A morte do ativista Santiago Maldonado e o assassínio do líder comunitário Rafael Nahuel revelaram uma enorme tensão entre os povos indígenas e os grandes proprietários. No entanto, a situação não é nada nova, remontando a finais do século XIX, opina Ramón Minieri no seu livro Esse alheio sul (Ese ajeno sur, em espanhol).
Segundo disse o especialista, uma sociedade chamada The Argentine Southern Land Company (TASLCo, Companhia de Terras do Sul Argentino, em português) recebeu "como presente do governo nacional a propriedade de quase um milhão de hectares no norte da Patagônia". Através de um complexo esquema de testas-de-ferro e sociedades intermediárias, a TASLCo começou criando gado nessas terras, situadas na atual província de Chubut, e continuou fazendo isso "durante quase um século" em condições "extremamente favoráveis".
Deste modo, a empresa, com sede em Londres, "operou como um enclave pouco ligado à economia argentina".
"Em algum momento, sua extensão levou à criação de um projeto geopolítico imperial: um corredor terrestre sob poder britânico que teria ligado a Inglaterra com a Austrália através da Patagônia e do sul do Chile", afirmou Minieri à Sputnik Mundo.
Os lucros gerados em território argentino "não favoreceram nem o desenvolvimento local nem o regional". Ao contrário do que diziam os estatutos da sociedade, não foram criadas nenhumas possibilidades para desenvolver as terras sob seu controle.
No entanto, a intenção de ocupar a zona com mão de obra britânica não deu certo, pois italianos e espanhóis representaram a maioria dos que chegaram à Patagônia com o fim de se estabelecerem e trabalharem. Os ingleses e escoceses eram "pessoal hierárquico e administrativo das empresas de pecuária organizadas a partir do Reino Unido".
Assim, as terras ganhas na Conquista do Deserto chegaram a pertencer "entre uns 67 e uns 62%" a proprietários estrangeiros, principalmente britânicos. As empresas pressionavam os pequenos comerciantes e estabelecimentos menores a fecharem, o que, segundo o historiador, favoreceu a concentração dos latifúndios em poucas mãos. Por isso, os grandes latifundiários por muitas vezes expulsaram os primeiros povoadores.
Os governos mudavam, mas nem os que tinham cariz "nacional e popular" se atreveram a quebrar o statu quo da Patagônia.
Em 1975, a TASLCo sofreu sua primeira mudança de donos. Já não era propriedade de acionistas britânicos, mas de uma sociedade estabelecida no paraíso fiscal do Luxemburgo e controlada em Buenos Aires.
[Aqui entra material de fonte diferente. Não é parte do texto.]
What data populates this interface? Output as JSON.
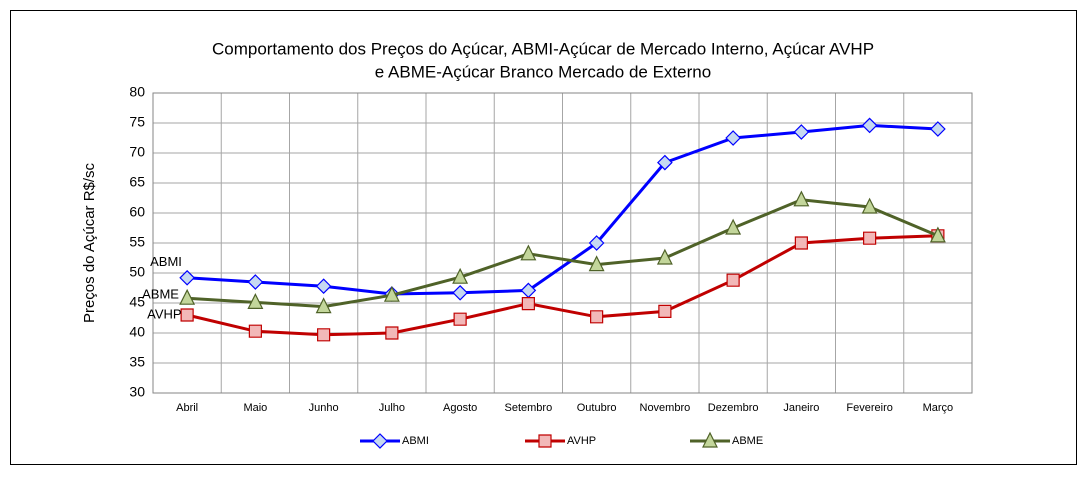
{
  "chart_data": {
    "type": "line",
    "title": [
      "Comportamento dos Preços do Açúcar,  ABMI-Açúcar de Mercado Interno, Açúcar AVHP",
      "e ABME-Açúcar Branco  Mercado de Externo"
    ],
    "y_label": "Preços do Açúcar R$/sc",
    "categories": [
      "Abril",
      "Maio",
      "Junho",
      "Julho",
      "Agosto",
      "Setembro",
      "Outubro",
      "Novembro",
      "Dezembro",
      "Janeiro",
      "Fevereiro",
      "Março"
    ],
    "series": [
      {
        "name": "ABMI",
        "color": "#0000ff",
        "marker": "diamond",
        "marker_fill": "#c6d9f1",
        "values": [
          49.2,
          48.5,
          47.8,
          46.5,
          46.7,
          47.1,
          55.0,
          68.4,
          72.5,
          73.5,
          74.6,
          74.0
        ]
      },
      {
        "name": "AVHP",
        "color": "#c00000",
        "marker": "square",
        "marker_fill": "#f2b8b8",
        "values": [
          43.0,
          40.3,
          39.7,
          40.0,
          42.3,
          44.9,
          42.7,
          43.6,
          48.8,
          55.0,
          55.8,
          56.2
        ]
      },
      {
        "name": "ABME",
        "color": "#4f6228",
        "marker": "triangle",
        "marker_fill": "#c3d69b",
        "values": [
          45.8,
          45.1,
          44.4,
          46.3,
          49.3,
          53.2,
          51.4,
          52.5,
          57.5,
          62.2,
          61.0,
          56.2
        ]
      }
    ],
    "ylim": [
      30,
      80
    ],
    "yticks": [
      30,
      35,
      40,
      45,
      50,
      55,
      60,
      65,
      70,
      75,
      80
    ],
    "grid": true,
    "legend": "bottom"
  }
}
Com 1982 e a Guerra das Malvinas, começou uma onda de patriotismo originada pela luta armada contra os britânicos no arquipélago. O nome da empresa foi espanholizado, tornando-se Compañía de Tierras del Sud Argentino (Companhia de Terras do Sul Argentino), pois o nome original evidenciava a presença do inimigo dentro das fronteiras nacionais.
Em 1996, já sob o controle de Benetton, nos estatutos da Companhia de Terras foi incluída a exploração mineira. A partir de então, as jazidas de ouro e prata descobertas por britânicos um século atrás, tornaram-se presa suculenta da empresa transnacional e não um benefício para as comunidades locais.
"A Patagônia continua sendo em grande parte uma província imperial, talvez em processo de substituir de alguns de seus donos por outros, não muito diferentes dos anteriores. A soberania, que se traduz em liberdade, na possibilidade de dispor da sua própria vida, está ainda por realizar", acredita Minieri.